The next step is to make this standard of decency the point of departure for a new move in advance in the same direction--for there is no merit in simple spiritless conformity to a standard of dissipation that is lived up to as a matter of course by everyone in the trade.
The greater prevalence of dissipation among printers than among the average of workmen is accordingly attributable, at least in some measure, to the greater ease of movement and the more transient character of acquaintance and human contact in this trade.

But the substantial ground of this high requirement in dissipation is in the last analysis no other than that same propensity for a manifestation of dominance and pecuniary decency which makes the French peasant-proprietor parsimonious and frugal, and induces the American millionaire to found colleges, hospitals and museums.

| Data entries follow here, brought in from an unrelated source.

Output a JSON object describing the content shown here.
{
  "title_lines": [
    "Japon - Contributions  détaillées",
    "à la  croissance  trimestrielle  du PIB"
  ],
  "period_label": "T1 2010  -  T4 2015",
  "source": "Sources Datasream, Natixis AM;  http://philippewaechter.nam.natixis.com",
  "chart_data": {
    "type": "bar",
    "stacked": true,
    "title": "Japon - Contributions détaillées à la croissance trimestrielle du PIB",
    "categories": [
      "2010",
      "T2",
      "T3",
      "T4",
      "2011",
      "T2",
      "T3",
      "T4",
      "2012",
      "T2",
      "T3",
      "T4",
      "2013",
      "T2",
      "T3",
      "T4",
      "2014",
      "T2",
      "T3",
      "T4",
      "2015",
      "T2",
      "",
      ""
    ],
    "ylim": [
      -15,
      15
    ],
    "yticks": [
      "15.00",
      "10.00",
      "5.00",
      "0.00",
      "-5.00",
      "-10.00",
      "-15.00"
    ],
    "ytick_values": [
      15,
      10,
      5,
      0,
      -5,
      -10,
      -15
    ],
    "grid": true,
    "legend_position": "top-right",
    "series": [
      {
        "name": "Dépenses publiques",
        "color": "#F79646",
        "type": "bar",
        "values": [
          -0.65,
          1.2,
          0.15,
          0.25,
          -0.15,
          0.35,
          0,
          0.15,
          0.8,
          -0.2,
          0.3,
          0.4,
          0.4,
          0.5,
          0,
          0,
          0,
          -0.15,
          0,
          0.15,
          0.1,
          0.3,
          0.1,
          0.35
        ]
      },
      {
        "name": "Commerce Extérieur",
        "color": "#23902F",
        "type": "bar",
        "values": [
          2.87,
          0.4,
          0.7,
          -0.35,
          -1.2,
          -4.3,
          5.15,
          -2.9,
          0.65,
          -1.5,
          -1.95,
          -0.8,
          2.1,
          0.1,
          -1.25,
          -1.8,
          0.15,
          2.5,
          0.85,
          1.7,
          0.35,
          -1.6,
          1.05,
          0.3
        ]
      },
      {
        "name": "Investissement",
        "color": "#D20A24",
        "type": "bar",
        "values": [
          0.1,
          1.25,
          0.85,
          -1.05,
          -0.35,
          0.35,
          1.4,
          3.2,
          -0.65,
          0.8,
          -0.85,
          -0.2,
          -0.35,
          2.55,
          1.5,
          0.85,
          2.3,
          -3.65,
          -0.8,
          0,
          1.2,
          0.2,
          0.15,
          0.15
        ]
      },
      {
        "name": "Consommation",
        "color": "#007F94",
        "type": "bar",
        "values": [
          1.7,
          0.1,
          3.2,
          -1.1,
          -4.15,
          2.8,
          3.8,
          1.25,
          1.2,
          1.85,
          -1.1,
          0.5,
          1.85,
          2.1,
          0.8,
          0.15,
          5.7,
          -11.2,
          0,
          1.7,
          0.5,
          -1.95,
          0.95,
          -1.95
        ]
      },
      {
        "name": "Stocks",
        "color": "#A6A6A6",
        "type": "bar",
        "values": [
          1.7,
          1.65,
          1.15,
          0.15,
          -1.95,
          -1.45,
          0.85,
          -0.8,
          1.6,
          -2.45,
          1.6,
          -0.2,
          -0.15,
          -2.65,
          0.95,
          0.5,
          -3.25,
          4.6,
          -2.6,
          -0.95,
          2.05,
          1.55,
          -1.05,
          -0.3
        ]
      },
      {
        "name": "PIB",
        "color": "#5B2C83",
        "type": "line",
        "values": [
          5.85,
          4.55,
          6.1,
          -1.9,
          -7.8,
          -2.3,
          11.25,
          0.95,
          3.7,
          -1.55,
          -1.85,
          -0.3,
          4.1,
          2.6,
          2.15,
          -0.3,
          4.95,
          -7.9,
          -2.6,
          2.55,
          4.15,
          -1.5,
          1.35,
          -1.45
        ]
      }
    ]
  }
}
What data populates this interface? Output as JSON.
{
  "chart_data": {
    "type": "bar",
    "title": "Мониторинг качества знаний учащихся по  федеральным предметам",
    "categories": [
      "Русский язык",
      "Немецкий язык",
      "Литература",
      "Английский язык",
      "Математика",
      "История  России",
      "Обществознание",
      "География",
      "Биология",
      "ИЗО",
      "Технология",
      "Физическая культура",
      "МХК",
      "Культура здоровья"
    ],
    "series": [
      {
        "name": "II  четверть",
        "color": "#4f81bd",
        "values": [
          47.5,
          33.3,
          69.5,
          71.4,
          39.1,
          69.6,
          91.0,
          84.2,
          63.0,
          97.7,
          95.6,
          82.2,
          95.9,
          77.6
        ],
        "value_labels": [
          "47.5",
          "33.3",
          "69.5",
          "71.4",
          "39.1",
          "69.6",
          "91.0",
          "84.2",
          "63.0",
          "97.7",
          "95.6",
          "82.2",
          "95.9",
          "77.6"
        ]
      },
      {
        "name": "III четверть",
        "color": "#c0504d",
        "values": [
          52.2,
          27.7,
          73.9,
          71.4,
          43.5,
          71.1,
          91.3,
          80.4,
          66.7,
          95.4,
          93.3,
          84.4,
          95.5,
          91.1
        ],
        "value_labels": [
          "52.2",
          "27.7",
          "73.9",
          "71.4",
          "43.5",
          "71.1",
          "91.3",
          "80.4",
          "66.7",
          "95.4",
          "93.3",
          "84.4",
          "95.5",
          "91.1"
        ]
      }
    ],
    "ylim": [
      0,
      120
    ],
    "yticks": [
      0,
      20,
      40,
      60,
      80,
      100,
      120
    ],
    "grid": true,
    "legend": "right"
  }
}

If the canon of conspicuous consumption were not offset to a considerable extent by other features of human nature, alien to it, any saving should logically be impossible for a population situated as the artisan and laboring classes of the cities are at present, however high their wages or their income might be.
But there are other standards of repute and other, more or less imperative, canons of conduct, besides wealth and its manifestation, and some of these come in to accentuate or to qualify the broad, fundamental canon of conspicuous waste.

Under the simple test of effectiveness for advertising, we should expect to find leisure and the conspicuous consumption of goods dividing the field of pecuniary emulation pretty evenly between them at the outset.